South American health food aimed at Wheatbelt
Quinoa, an ancient South American grain, could become 'agricultural gold' for two WA farmers and an agronomist wanting to establish an Australian broadacre industry.
Ashley Wiese, Megan Gooding and agronomist Garren Knell have been trialling the pseudo-cereal for the past three years through their company, Australian Grown Superfoods (AGS).
Dr Gooding said they came across quinoa while they were looking for a high value crop where they could control the supply chain.
Pronounced keen-wah, quinoa is planted on South American mountain tops 3000m above sea level and harvested in summer when the snow is melting.
Quinoa has more than a dozen health benefits, including being rich in minerals, omega 3 fatty acids, antioxidants and gluten-free, it costs about $10/kg on supermarket shelves.
WA bakeries pay about $5200 a tonne for imported quinoa but if those at AGS have their way, it could soon be a more affordable $2500/t.
The group want to grow quinoa in the Wheatbelt, saying it will help farmers adapt to climate change, because the cereal is drought, frost and salt tolerant, and provide a local, bulk supply to meet increasing consumer demand.
After three years of trials, they received $18,960 in funding recently from WA Innovation Development Schemes innovation vouchers program to develop an agronomy package.

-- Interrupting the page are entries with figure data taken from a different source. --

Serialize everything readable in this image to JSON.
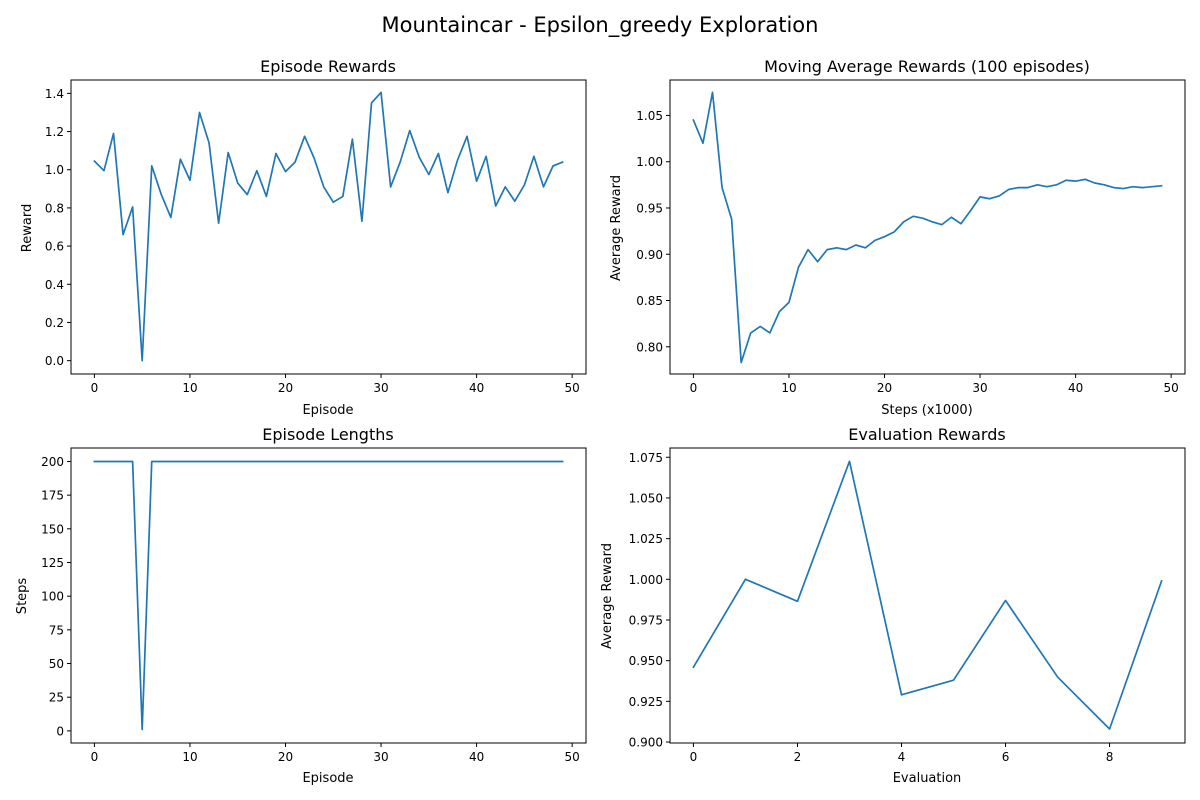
{
  "figure": {
    "title": "Mountaincar - Epsilon_greedy Exploration"
  },
  "line_color": "#1f77b4",
  "chart_data": [
    {
      "type": "line",
      "title": "Episode Rewards",
      "xlabel": "Episode",
      "ylabel": "Reward",
      "xlim": [
        -2.45,
        51.45
      ],
      "ylim": [
        -0.07,
        1.47
      ],
      "xticks": [
        0,
        10,
        20,
        30,
        40,
        50
      ],
      "xtick_labels": [
        "0",
        "10",
        "20",
        "30",
        "40",
        "50"
      ],
      "yticks": [
        0.0,
        0.2,
        0.4,
        0.6,
        0.8,
        1.0,
        1.2,
        1.4
      ],
      "ytick_labels": [
        "0.0",
        "0.2",
        "0.4",
        "0.6",
        "0.8",
        "1.0",
        "1.2",
        "1.4"
      ],
      "x": [
        0,
        1,
        2,
        3,
        4,
        5,
        6,
        7,
        8,
        9,
        10,
        11,
        12,
        13,
        14,
        15,
        16,
        17,
        18,
        19,
        20,
        21,
        22,
        23,
        24,
        25,
        26,
        27,
        28,
        29,
        30,
        31,
        32,
        33,
        34,
        35,
        36,
        37,
        38,
        39,
        40,
        41,
        42,
        43,
        44,
        45,
        46,
        47,
        48,
        49
      ],
      "y": [
        1.045,
        0.995,
        1.19,
        0.66,
        0.805,
        0.0,
        1.02,
        0.87,
        0.75,
        1.055,
        0.945,
        1.3,
        1.14,
        0.72,
        1.09,
        0.93,
        0.87,
        0.995,
        0.86,
        1.085,
        0.99,
        1.04,
        1.175,
        1.06,
        0.91,
        0.83,
        0.86,
        1.16,
        0.73,
        1.35,
        1.405,
        0.91,
        1.04,
        1.205,
        1.065,
        0.975,
        1.085,
        0.88,
        1.05,
        1.175,
        0.94,
        1.07,
        0.81,
        0.91,
        0.835,
        0.92,
        1.07,
        0.91,
        1.02,
        1.04
      ]
    },
    {
      "type": "line",
      "title": "Moving Average Rewards (100 episodes)",
      "xlabel": "Steps (x1000)",
      "ylabel": "Average Reward",
      "xlim": [
        -2.45,
        51.45
      ],
      "ylim": [
        0.7706,
        1.0883
      ],
      "xticks": [
        0,
        10,
        20,
        30,
        40,
        50
      ],
      "xtick_labels": [
        "0",
        "10",
        "20",
        "30",
        "40",
        "50"
      ],
      "yticks": [
        0.8,
        0.85,
        0.9,
        0.95,
        1.0,
        1.05
      ],
      "ytick_labels": [
        "0.80",
        "0.85",
        "0.90",
        "0.95",
        "1.00",
        "1.05"
      ],
      "x": [
        0,
        1,
        2,
        3,
        4,
        5,
        6,
        7,
        8,
        9,
        10,
        11,
        12,
        13,
        14,
        15,
        16,
        17,
        18,
        19,
        20,
        21,
        22,
        23,
        24,
        25,
        26,
        27,
        28,
        29,
        30,
        31,
        32,
        33,
        34,
        35,
        36,
        37,
        38,
        39,
        40,
        41,
        42,
        43,
        44,
        45,
        46,
        47,
        48,
        49
      ],
      "y": [
        1.045,
        1.02,
        1.075,
        0.972,
        0.938,
        0.783,
        0.815,
        0.822,
        0.815,
        0.838,
        0.848,
        0.886,
        0.905,
        0.892,
        0.905,
        0.907,
        0.905,
        0.91,
        0.907,
        0.915,
        0.919,
        0.924,
        0.935,
        0.941,
        0.939,
        0.935,
        0.932,
        0.94,
        0.933,
        0.947,
        0.962,
        0.96,
        0.963,
        0.97,
        0.972,
        0.972,
        0.975,
        0.973,
        0.975,
        0.98,
        0.979,
        0.981,
        0.977,
        0.975,
        0.972,
        0.971,
        0.973,
        0.972,
        0.973,
        0.974
      ]
    },
    {
      "type": "line",
      "title": "Episode Lengths",
      "xlabel": "Episode",
      "ylabel": "Steps",
      "xlim": [
        -2.45,
        51.45
      ],
      "ylim": [
        -9.0,
        210.0
      ],
      "xticks": [
        0,
        10,
        20,
        30,
        40,
        50
      ],
      "xtick_labels": [
        "0",
        "10",
        "20",
        "30",
        "40",
        "50"
      ],
      "yticks": [
        0,
        25,
        50,
        75,
        100,
        125,
        150,
        175,
        200
      ],
      "ytick_labels": [
        "0",
        "25",
        "50",
        "75",
        "100",
        "125",
        "150",
        "175",
        "200"
      ],
      "x": [
        0,
        1,
        2,
        3,
        4,
        5,
        6,
        7,
        8,
        9,
        10,
        11,
        12,
        13,
        14,
        15,
        16,
        17,
        18,
        19,
        20,
        21,
        22,
        23,
        24,
        25,
        26,
        27,
        28,
        29,
        30,
        31,
        32,
        33,
        34,
        35,
        36,
        37,
        38,
        39,
        40,
        41,
        42,
        43,
        44,
        45,
        46,
        47,
        48,
        49
      ],
      "y": [
        200,
        200,
        200,
        200,
        200,
        1,
        200,
        200,
        200,
        200,
        200,
        200,
        200,
        200,
        200,
        200,
        200,
        200,
        200,
        200,
        200,
        200,
        200,
        200,
        200,
        200,
        200,
        200,
        200,
        200,
        200,
        200,
        200,
        200,
        200,
        200,
        200,
        200,
        200,
        200,
        200,
        200,
        200,
        200,
        200,
        200,
        200,
        200,
        200,
        200
      ]
    },
    {
      "type": "line",
      "title": "Evaluation Rewards",
      "xlabel": "Evaluation",
      "ylabel": "Average Reward",
      "xlim": [
        -0.45,
        9.45
      ],
      "ylim": [
        0.8994,
        1.0807
      ],
      "xticks": [
        0,
        2,
        4,
        6,
        8
      ],
      "xtick_labels": [
        "0",
        "2",
        "4",
        "6",
        "8"
      ],
      "yticks": [
        0.9,
        0.925,
        0.95,
        0.975,
        1.0,
        1.025,
        1.05,
        1.075
      ],
      "ytick_labels": [
        "0.900",
        "0.925",
        "0.950",
        "0.975",
        "1.000",
        "1.025",
        "1.050",
        "1.075"
      ],
      "x": [
        0,
        1,
        2,
        3,
        4,
        5,
        6,
        7,
        8,
        9
      ],
      "y": [
        0.946,
        1.0,
        0.9865,
        1.0725,
        0.929,
        0.938,
        0.987,
        0.94,
        0.908,
        0.999
      ]
    }
  ]
}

With help from a specialist trial co-ordinator, they will determine the optimal time of sowing and weed control so they can take the crop to the next level - commercial reality.
"Agronomically it's not straightforward," Mr Wiese said.
"We've had three years of making mistakes and trying to work out how to grow it. Now we are having to come up with an agronomy package that allows broadacre farming techniques to be adopted."
Out of a choice of 4000 varieties, they have whittled them down to two sourced from the US - Medusa and Phantom - and are aiming for yields on a par with canola.
Getting the seed to germinate can be tricky.
"It's a weak seedling so it needs to be grown very shallow, at 10mm, and it's very vulnerable to false breaks," Mr Knell said.
The agronomy will also look at the optimal application rate which at this stage looks to be around 4kg/ha - half the rate sown in Europe.
This year they will also undertake a desktop study to identify herbicides to control broadleaf weeds in quinoa and spray trials pre, post and during the four-leaf stage of the crop to evaluate herbicide performance.
And because of the weed issue, especially radish, the group believe it will only be a niche crop potentially grown by a few farmers across the southern half of the State.
Time of swathing is also being determined but as a short-season crop sowing can be delayed and having an early harvest means it will fit into programs well. If it works, it could become a break crop between cereals.
By the end of the year, AGS is hoping to have 100t to sell and in the long-term aims to supply bulk quantities to food processors as an ingredient in products like bread and pure quinoa grain in packets.